Refs Fed Up With Anthem Protests, Walk Off Field When Players Take a Knee

Two New Jersey high school football officials walked off the field Friday night after players knelt during the national anthem.

Ernie Lunardelli, 54, and his son, Anthony, 27, stood for the anthem and left the field after seeing players on Monroe High School football team kneeling prior to a Sept. 28 game at New Brunswick, NJ.com reported.

The officials’ spots were filled by junior cadet officials at the game, Ernie Lunardelli told NJ.com.

“I’m not in favor of anyone disrespecting our country, our flag, the armed forces,” he said.

“What they’re protesting has nothing to do with the national anthem and I’m against it, so I decided to protest for them kneeling and that’s what I did,” the veteran football official said.

“Whoever is disrespecting that flag and the national anthem, that’s who I have a problem with.

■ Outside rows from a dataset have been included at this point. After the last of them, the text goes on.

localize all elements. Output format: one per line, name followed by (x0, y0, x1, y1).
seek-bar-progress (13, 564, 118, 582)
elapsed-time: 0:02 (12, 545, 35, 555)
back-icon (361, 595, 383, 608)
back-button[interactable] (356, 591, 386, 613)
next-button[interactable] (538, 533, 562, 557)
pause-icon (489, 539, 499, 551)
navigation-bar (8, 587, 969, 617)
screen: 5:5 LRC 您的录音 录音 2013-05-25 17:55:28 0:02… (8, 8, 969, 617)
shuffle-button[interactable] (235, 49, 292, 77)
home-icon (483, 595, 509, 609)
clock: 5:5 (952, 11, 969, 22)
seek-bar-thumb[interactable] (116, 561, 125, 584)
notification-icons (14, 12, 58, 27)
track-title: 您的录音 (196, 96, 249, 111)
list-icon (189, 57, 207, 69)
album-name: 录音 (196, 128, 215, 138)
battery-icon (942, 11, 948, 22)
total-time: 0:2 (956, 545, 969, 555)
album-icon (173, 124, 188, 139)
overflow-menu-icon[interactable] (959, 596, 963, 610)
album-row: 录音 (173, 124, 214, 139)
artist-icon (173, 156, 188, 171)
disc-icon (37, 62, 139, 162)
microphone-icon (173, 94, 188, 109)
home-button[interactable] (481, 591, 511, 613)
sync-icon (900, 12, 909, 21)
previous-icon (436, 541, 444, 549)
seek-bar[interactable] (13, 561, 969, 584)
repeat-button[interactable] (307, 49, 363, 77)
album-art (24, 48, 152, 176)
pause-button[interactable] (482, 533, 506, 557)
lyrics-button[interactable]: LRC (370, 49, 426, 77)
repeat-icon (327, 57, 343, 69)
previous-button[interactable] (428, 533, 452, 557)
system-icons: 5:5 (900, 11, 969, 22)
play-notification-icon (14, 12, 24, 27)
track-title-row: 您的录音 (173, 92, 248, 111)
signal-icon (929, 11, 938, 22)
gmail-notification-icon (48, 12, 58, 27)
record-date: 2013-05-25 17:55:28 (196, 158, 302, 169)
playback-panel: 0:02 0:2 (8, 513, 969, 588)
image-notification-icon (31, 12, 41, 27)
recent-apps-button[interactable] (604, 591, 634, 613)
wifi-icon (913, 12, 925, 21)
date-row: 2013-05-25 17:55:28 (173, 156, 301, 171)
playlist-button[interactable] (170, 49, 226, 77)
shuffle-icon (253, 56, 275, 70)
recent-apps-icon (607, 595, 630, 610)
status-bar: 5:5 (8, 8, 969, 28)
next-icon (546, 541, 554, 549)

“That’s my protest. I don’t care if it’s a baby, if it’s an 80-year-old man, anybody. I don’t care. Any race, color, I don’t care who it is. It’s not the way I was brought up and it pisses me off that people are doing that,” he added.

“What hurts the most is these kids don’t even know why they’re kneeling. I just don’t understand why this is happening, especially at the high school level. If you’re not happy with being in America, go somewhere else. It’s that simple.”

Amen.

Anthony Lunardelli, who graduated from Monroe in 2008, said he thought kneeling during the anthem was disrespectful.

“They’ve got a right to protest and so do we,” he told MyCentralNewJersey.com. “That (taking a knee during the anthem) is not how I was brought up, and that’s not how I was raised. I’m not criticizing their right. That’s just my viewpoint.”

New Jersey State Interscholastic Athletic Association assistant director Jack DuBois told NJ.com that the situation was unheard of.

“I’ve been involved in high school athletics for 48 years and I’ve never seen or heard of an official leaving a game in any sport,” DuBois said.

“I don’t think it would be appropriate to comment about what transpired without know exactly what happened and why. I can tell you this will be investigated by both the Central Jersey chapter and our office.”

Ernie Lunardelli, who is in his 18th season of officiating games, told NJ.com he expected to be ostracized because of his actions.

“I have a lawyer already set up because they’re not going to run me out of town,” Ernie said. “They’re going to try to blackball me. I know what’s going to happen.”

Let’s hope that doesn’t happen. After all, if the students have a right to emulate professionals, officials should have the right to protest it.